Is chocolate good for your teeth? Today we’ll look at the results of diverse scientific studies that have been performed over the years.
The Dental Benefits of Chocolate
According to a 2011 Yahoo Health article written by Mark Burhenne, a Doctor of Dental Surgery, chocolate is one of the most complex “superfoods” due to the presence of over 300 chemical compounds. Perhaps these chemical compounds may explain the numerous health benefits attributed to chocolate, but is it good for your teeth? It seems counter-intuitive, yet many scientific studies over the years indicate that chocolate does provide various dental health benefits.
Here’s how it works: Streptococcus mutans, a prevalent bacteria within the mouth, emits the molecule glucan which secures to teeth and ultimately forms plaque. Cavities eventually begin to materialize when bacteria within the plaque transforms sucrose molecules into acids that breakdown tooth enamel. Cocoa bean husks contain an antibacterial agent that impedes the formulation of glucan, thus the entire process of plaque buildup and tooth decay is counteracted.
In fact, a 2007 article from Fox News reported that research showed a compound in cocoa powder extract hardened enamel and may even be more effective in fighting cavities than the fluoride in toothpaste. To top it all off, Dr. Marc Liechtung, owner of Manhattan Dental Arts and member of the International Academy for Dental and Facial Aesthetics, claims dark chocolate whitens teeth while subduing microbes that generate bad breath.
This doesn’t mean we can stop brushing our teeth and start eating more chocolate. As a matter of fact, most of the the health and dental benefits comes from low-sugar dark chocolate. In a 2000 BBC article, David Beighton of the Guy’s, King’s and St. Thomas’ Dental Institute in London offered some advice: “They certainly have effects but good oral hygiene, rather than eating lots of chocolate, is the way to good healthy teeth.”
How Can I Get the Dental Benefits of Chocolate?
Dr. Mark Burhenne asserts that any one of the options listed below is a good way to experience the dental benefits of chocolate:
- Although bitter and unpleasant tasting, try chewing cacao nibs
- Try eating raw chocolate (less processing and more antioxidants)
- Eat 3-4 oz of organic, low-sugar dark chocolate every day
Quoted in a 2000 article in The Independent, Japanese researcher Takashi Ooshima of Osaka University remarked to New Scientist magazine, “It may be possible to use cocoa extract in a mouthwash, or supplement it to toothpaste.” His prediction ultimately came true, and there is now a chocolate toothpaste on the market.
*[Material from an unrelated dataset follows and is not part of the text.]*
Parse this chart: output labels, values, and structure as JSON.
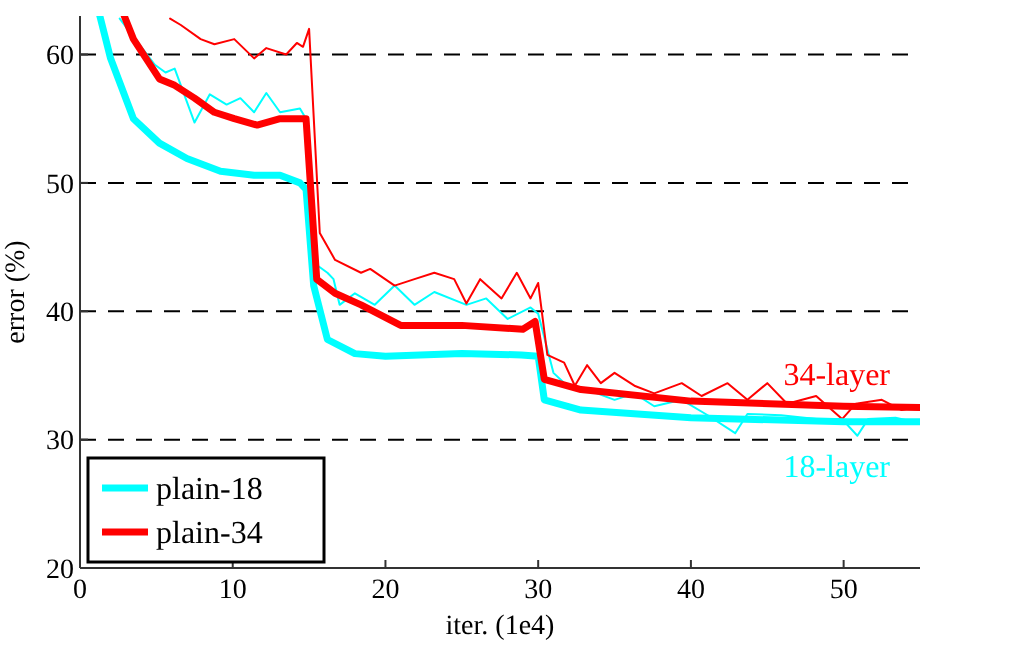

Theodent contains a natural cocoa bean extract and no fluoride. It is available for about $10 a tube on the Theodent website and at Whole Foods Markets.
Watch the Theodent commercial below:
Not to be outdone, Crest released a chocolate toothpaste christened Mint Chocolate Trek. It contains sodium fluoride and costs around $3 for a tube. The article does not mention if the Crest toothpaste contains cocoa bean extract.
Dark chocolate has been shown to provide some dental benefits, but it does not replace traditional oral hygiene.